Other major grants include over $2.5 million to the University of San Francisco, $10 million to a wrongful convictions project at California Western School of Law, $14 million to the University of California, Berkeley, and over $28 million to Stanford University. Certainly, one could reasonably wonder whether Stanford’s $36.5 billion endowment truly needs large cash infusions from private philanthropy, but funding for higher education would traditionally be placed within the realm of charitable activity.

Millions for Radicalism

While the Cabin Road Foundation has made a handful of grants to left-of-center activist groups here and there—the $2 million it gave to Media Matters for America is notable, for instance—its grantmaking would be largely unremarkable to those who study public policy-oriented philanthropy were it not for 2021, when it suddenly became a major funder two nationally prominent environmental activist groups simultaneously.

One of these was the Greenpeace Fund, a United States–based 501(c)(3) affiliate of the perennially controversial eco-activist group, which is probably the most well-known environmental direct-action organization in the world. The Cabin Road Foundation gave the Greenpeace Fund $10 million in 2021, which was by far the largest contribution the group reported that year and accounted for over 28 percent of its entire annual revenue. It is certainly no small thing for a virtually unknown private foundation to suddenly—if briefly—become the dominant funder of one of the few environmental activist groups that can credibly claim to be a household name.

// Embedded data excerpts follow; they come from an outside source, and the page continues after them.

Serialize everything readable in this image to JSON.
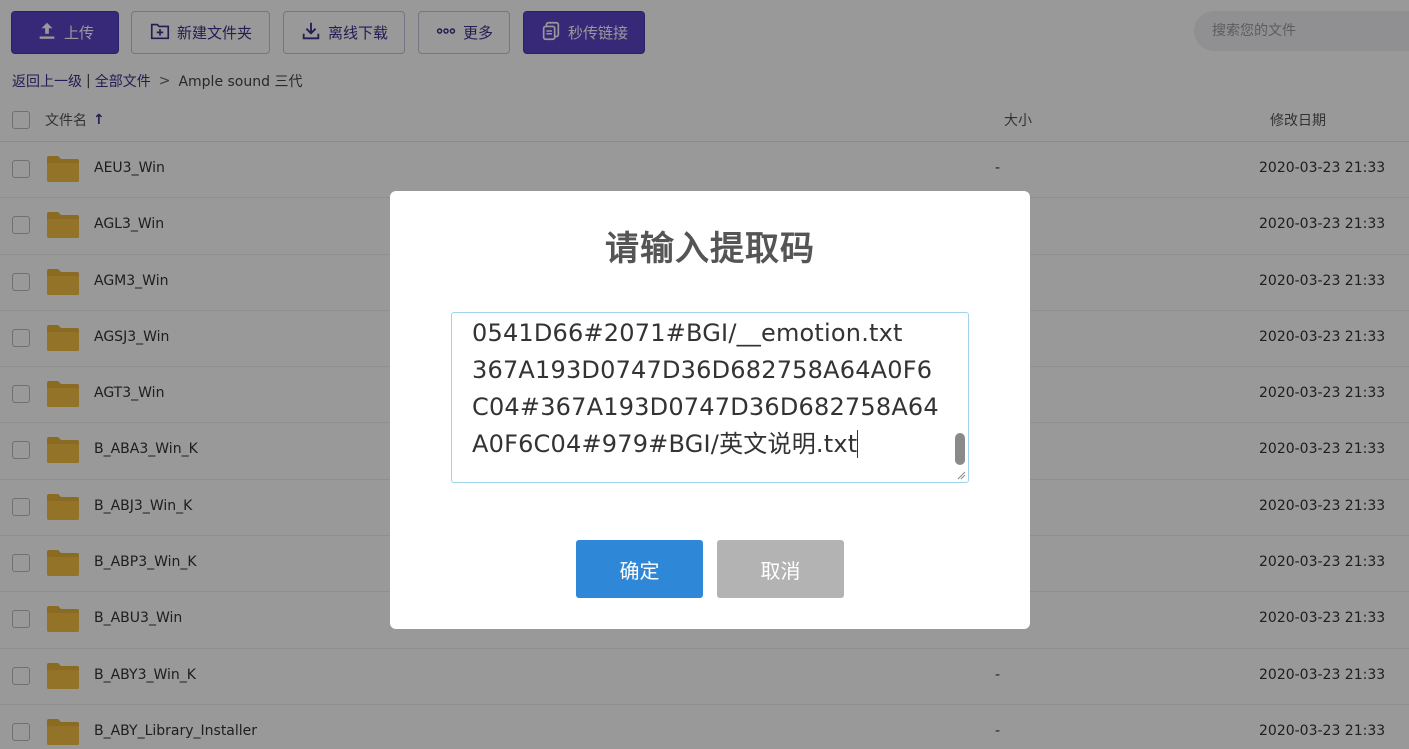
{
  "toolbar": {
    "upload_label": "上传",
    "new_folder_label": "新建文件夹",
    "offline_download_label": "离线下载",
    "more_label": "更多",
    "quick_link_label": "秒传链接",
    "search_placeholder": "搜索您的文件"
  },
  "breadcrumb": {
    "back_label": "返回上一级",
    "divider": "|",
    "all_files_label": "全部文件",
    "separator": ">",
    "current": "Ample sound 三代"
  },
  "table": {
    "headers": {
      "name": "文件名",
      "sort_arrow": "↑",
      "size": "大小",
      "date": "修改日期"
    },
    "rows": [
      {
        "name": "AEU3_Win",
        "size": "-",
        "date": "2020-03-23 21:33"
      },
      {
        "name": "AGL3_Win",
        "size": "",
        "date": "2020-03-23 21:33"
      },
      {
        "name": "AGM3_Win",
        "size": "",
        "date": "2020-03-23 21:33"
      },
      {
        "name": "AGSJ3_Win",
        "size": "",
        "date": "2020-03-23 21:33"
      },
      {
        "name": "AGT3_Win",
        "size": "",
        "date": "2020-03-23 21:33"
      },
      {
        "name": "B_ABA3_Win_K",
        "size": "",
        "date": "2020-03-23 21:33"
      },
      {
        "name": "B_ABJ3_Win_K",
        "size": "",
        "date": "2020-03-23 21:33"
      },
      {
        "name": "B_ABP3_Win_K",
        "size": "",
        "date": "2020-03-23 21:33"
      },
      {
        "name": "B_ABU3_Win",
        "size": "",
        "date": "2020-03-23 21:33"
      },
      {
        "name": "B_ABY3_Win_K",
        "size": "-",
        "date": "2020-03-23 21:33"
      },
      {
        "name": "B_ABY_Library_Installer",
        "size": "-",
        "date": "2020-03-23 21:33"
      }
    ]
  },
  "modal": {
    "title": "请输入提取码",
    "code_lines": [
      "0541D66#2071#BGI/__emotion.txt",
      "367A193D0747D36D682758A64A0F6",
      "C04#367A193D0747D36D682758A64",
      "A0F6C04#979#BGI/英文说明.txt"
    ],
    "confirm_label": "确定",
    "cancel_label": "取消"
  },
  "colors": {
    "primary_purple": "#5c45c8",
    "confirm_blue": "#2f87d8",
    "cancel_gray": "#b3b3b3",
    "folder_yellow": "#f4c042"
  }
}
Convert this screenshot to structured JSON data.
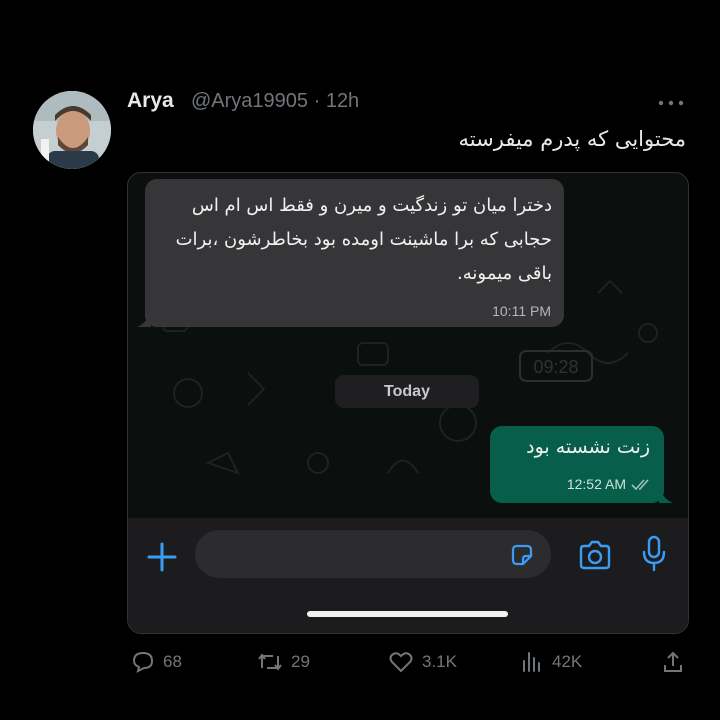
{
  "tweet": {
    "author_name": "Arya",
    "handle_time": "@Arya19905 · 12h",
    "text": "محتوایی که پدرم میفرسته"
  },
  "chat": {
    "incoming_message": "دخترا میان تو زندگیت و میرن و فقط اس ام اس حجابی که برا ماشینت اومده بود بخاطرشون ،برات باقی میمونه.",
    "incoming_time": "10:11 PM",
    "date_divider": "Today",
    "outgoing_message": "زنت نشسته بود",
    "outgoing_time": "12:52 AM",
    "wallpaper_clock_text": "09:28"
  },
  "stats": {
    "replies": "68",
    "retweets": "29",
    "likes": "3.1K",
    "views": "42K"
  },
  "icons": [
    "more-icon",
    "reply-icon",
    "retweet-icon",
    "like-icon",
    "views-icon",
    "share-icon",
    "plus-icon",
    "sticker-icon",
    "camera-icon",
    "mic-icon",
    "read-checks-icon"
  ],
  "colors": {
    "background": "#000000",
    "outgoing_bubble": "#075e4a",
    "incoming_bubble": "#363638",
    "accent_blue": "#3b9cf5",
    "muted_text": "#71767b"
  }
}
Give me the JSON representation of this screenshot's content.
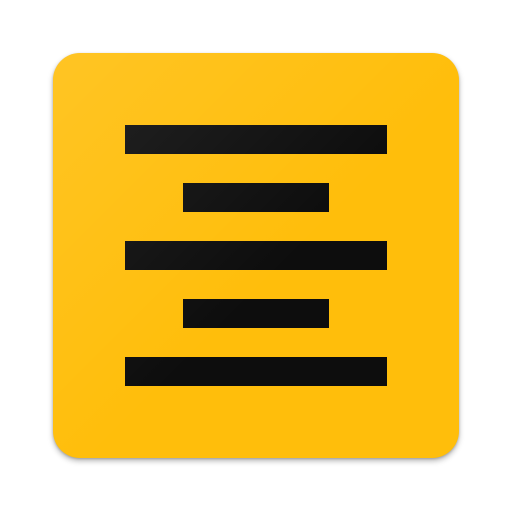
{
  "icon": {
    "name": "text-align-center-icon",
    "background_color": "#FFBE0B",
    "glyph_color": "#0D0D0D",
    "line_count": 5
  }
}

That same year, the Cabin Road Foundation also gave $8 million to a much newer group called the Sunrise Movement Education Fund, after having granted it $2 million the year before. The two organizations’ tax years don’t precisely align. The Cabin Road Foundation’s covers December 2020 through November 2021, while the Sunrise Movement Education Fund’s covers January 2021 through December 2021. Assuming the $8 million grant was indeed made in calendar year 2021, this would have amounted to over 54 percent of the Sunrise Movement Education Fund’s entire total revenue for that year. Regardless, it is a significant sum.

The Sunrise Movement Education Fund is the 501(c)(3) charitable affiliate of the 501(c)(4) Sunrise Movement, which is the activist group most closely associated with proposals to enact an eco-socialist Green New Deal. Although media reports have described it rather mildly as a “progressive group of young activists” and the group has primarily made headlines for its environmental protests, the truth is that the Sunrise Movement is a deeply radical organization that aims to upend society in ways that go far beyond total economic decarbonization by 2030—itself an absurd proposition. Its other “demands” include abolishing the police (which it calls a “brutally violent and discriminatory” institution), paying government reparations both to black Americans domestically and the “Global South” internationally, materializing “millions” of government-directed jobs, and generally bringing as many facets of society as possible under socialized control.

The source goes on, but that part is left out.